Roma, 24 set. (Adnkronos) – “Il Corriere della Sera, quasi sfiducia a Renzi. Con l’editoriale di oggi, Ferruccio De Bortoli esprime le profonde riserve di ampi settori della classe dirigente sulle attitudini del premier di adempiere al dover suo. Renzi si trova nelle stesse condizioni del primo Berlusconi: padrone delle urne, ma poco credibile tra coloro che hanno le responsabilità maggiori in Italia e all’estero”. Lo scrive oggi sul suo blog, Massimo Mucchetti, presidente della commissione Industria di palazzo Madama, commentando l’editoriale di oggi del direttore del Corriere.
Solo un “cambio di passo può fermare la scivolata del Paese verso il nulla della politica come arte del governo”, sottolinea Mucchetti che prosegue: “Un premier che parla e tweetta senza soluzione di continuità dovrebbe forse dirci dell’altro. (…) Prendersela con le antiche classi dirigenti (quali, esattamente?
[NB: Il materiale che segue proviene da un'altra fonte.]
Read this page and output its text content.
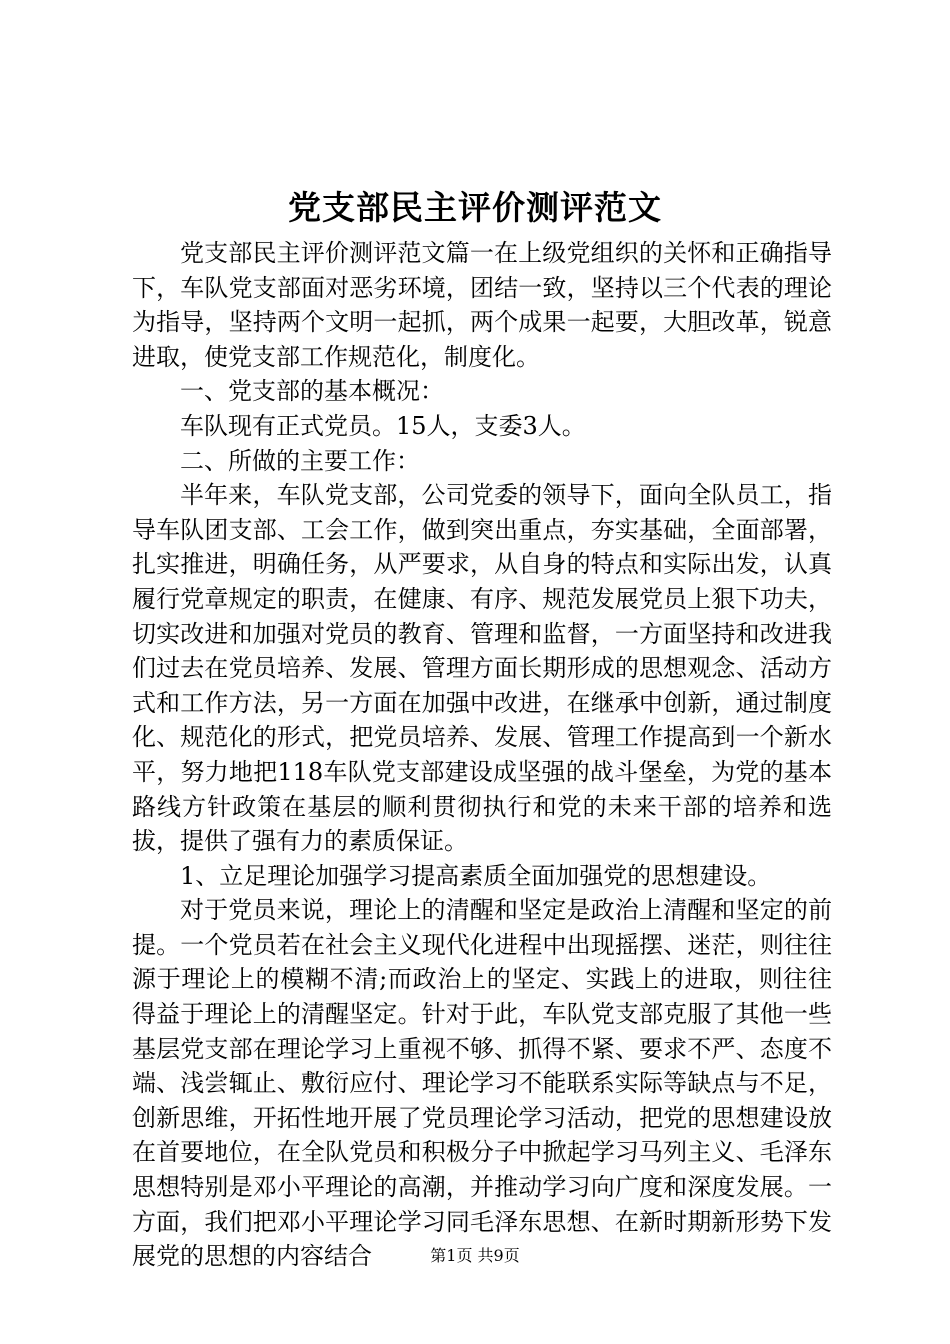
党支部民主评价测评范文

党支部民主评价测评范文篇一在上级党组织的关怀和正确指导下，车队党支部面对恶劣环境，团结一致，坚持以三个代表的理论为指导，坚持两个文明一起抓，两个成果一起要，大胆改革，锐意进取，使党支部工作规范化，制度化。

一、党支部的基本概况：

车队现有正式党员。15人，支委3人。

二、所做的主要工作：

半年来，车队党支部，公司党委的领导下，面向全队员工，指导车队团支部、工会工作，做到突出重点，夯实基础，全面部署，扎实推进，明确任务，从严要求，从自身的特点和实际出发，认真履行党章规定的职责，在健康、有序、规范发展党员上狠下功夫，切实改进和加强对党员的教育、管理和监督，一方面坚持和改进我们过去在党员培养、发展、管理方面长期形成的思想观念、活动方式和工作方法，另一方面在加强中改进，在继承中创新，通过制度化、规范化的形式，把党员培养、发展、管理工作提高到一个新水平，努力地把118车队党支部建设成坚强的战斗堡垒，为党的基本路线方针政策在基层的顺利贯彻执行和党的未来干部的培养和选拔，提供了强有力的素质保证。

1、立足理论加强学习提高素质全面加强党的思想建设。

对于党员来说，理论上的清醒和坚定是政治上清醒和坚定的前提。一个党员若在社会主义现代化进程中出现摇摆、迷茫，则往往源于理论上的模糊不清;而政治上的坚定、实践上的进取，则往往得益于理论上的清醒坚定。针对于此，车队党支部克服了其他一些基层党支部在理论学习上重视不够、抓得不紧、要求不严、态度不端、浅尝辄止、敷衍应付、理论学习不能联系实际等缺点与不足，创新思维，开拓性地开展了党员理论学习活动，把党的思想建设放在首要地位，在全队党员和积极分子中掀起学习马列主义、毛泽东思想特别是邓小平理论的高潮，并推动学习向广度和深度发展。一方面，我们把邓小平理论学习同毛泽东思想、在新时期新形势下发展党的思想的内容结合	第1页 共9页
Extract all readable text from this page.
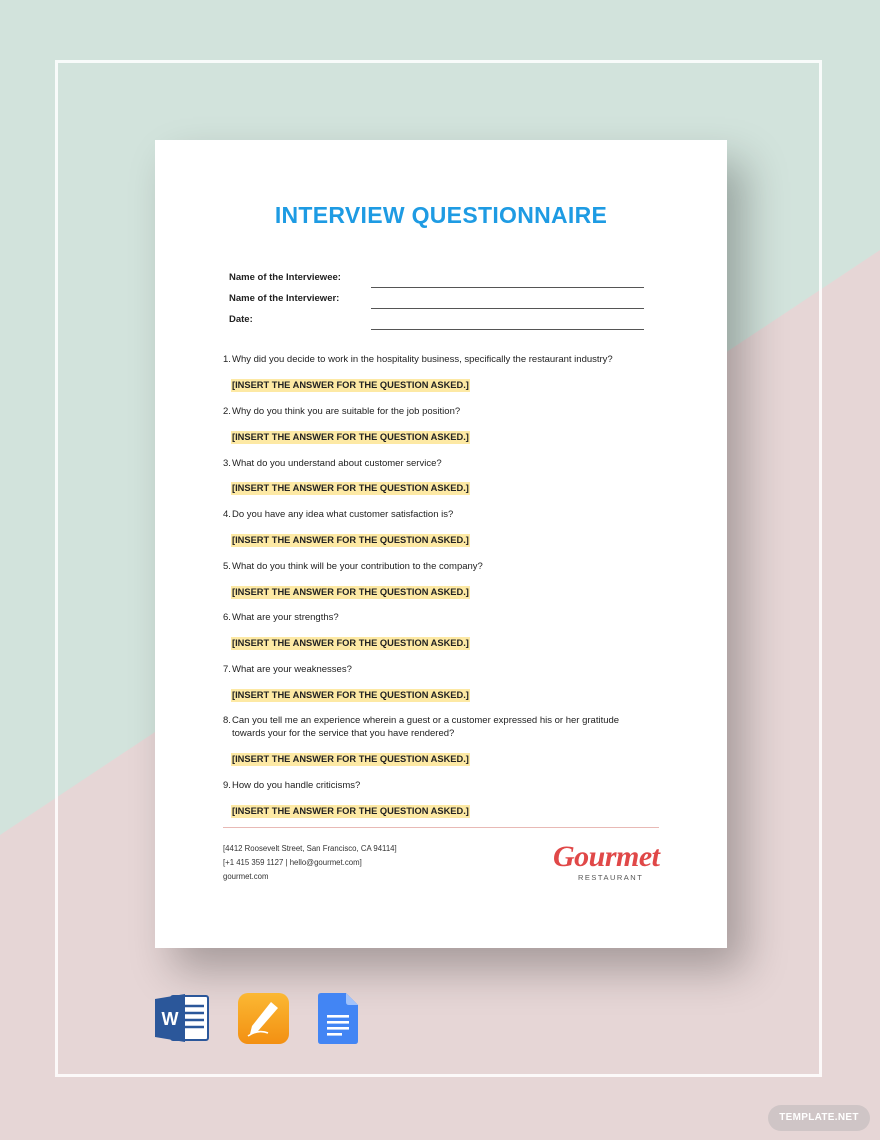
INTERVIEW QUESTIONNAIRE
Name of the Interviewee:
Name of the Interviewer:
Date:
1.Why did you decide to work in the hospitality business, specifically the restaurant industry?
[INSERT THE ANSWER FOR THE QUESTION ASKED.]
2.Why do you think you are suitable for the job position?
[INSERT THE ANSWER FOR THE QUESTION ASKED.]
3.What do you understand about customer service?
[INSERT THE ANSWER FOR THE QUESTION ASKED.]
4.Do you have any idea what customer satisfaction is?
[INSERT THE ANSWER FOR THE QUESTION ASKED.]
5.What do you think will be your contribution to the company?
[INSERT THE ANSWER FOR THE QUESTION ASKED.]
6.What are your strengths?
[INSERT THE ANSWER FOR THE QUESTION ASKED.]
7.What are your weaknesses?
[INSERT THE ANSWER FOR THE QUESTION ASKED.]
8. Can you tell me an experience wherein a guest or a customer expressed his or her gratitude towards your for the service that you have rendered?
[INSERT THE ANSWER FOR THE QUESTION ASKED.]
9.How do you handle criticisms?
[INSERT THE ANSWER FOR THE QUESTION ASKED.]
[4412 Roosevelt Street, San Francisco, CA 94114]
[+1 415 359 1127 | hello@gourmet.com]
gourmet.com
Gourmet
RESTAURANT
W
TEMPLATE.NET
Berlusconi ne fa parte o no?) senza affrontare la sfida culturale e politica implicita nel loro fallimento sta portando solo a un giro di valzer nelle poltrone, alla sostituzione talvolta casuale di un gruppo di potere con un altro”.
“Nel nostro caso, di un gruppo di giovanotti (non tutti) privi di competenze attestate da curricula decenti, ma assetati di buone sistemazioni. Renzi ha dimostrato di avere la capacità di avviare il cambiamento come nessuno prima di lui. E Dio sa quanto l’Italia abbia bisogno. E cambiare significa anche cambiare le persone. Non ha ancora dimostrato la capacità di costruire il pensiero d’azione e la squadra che servono al Paese. Il tempo per recuperare e’ poco. E questo e’ il dramma che incombe”.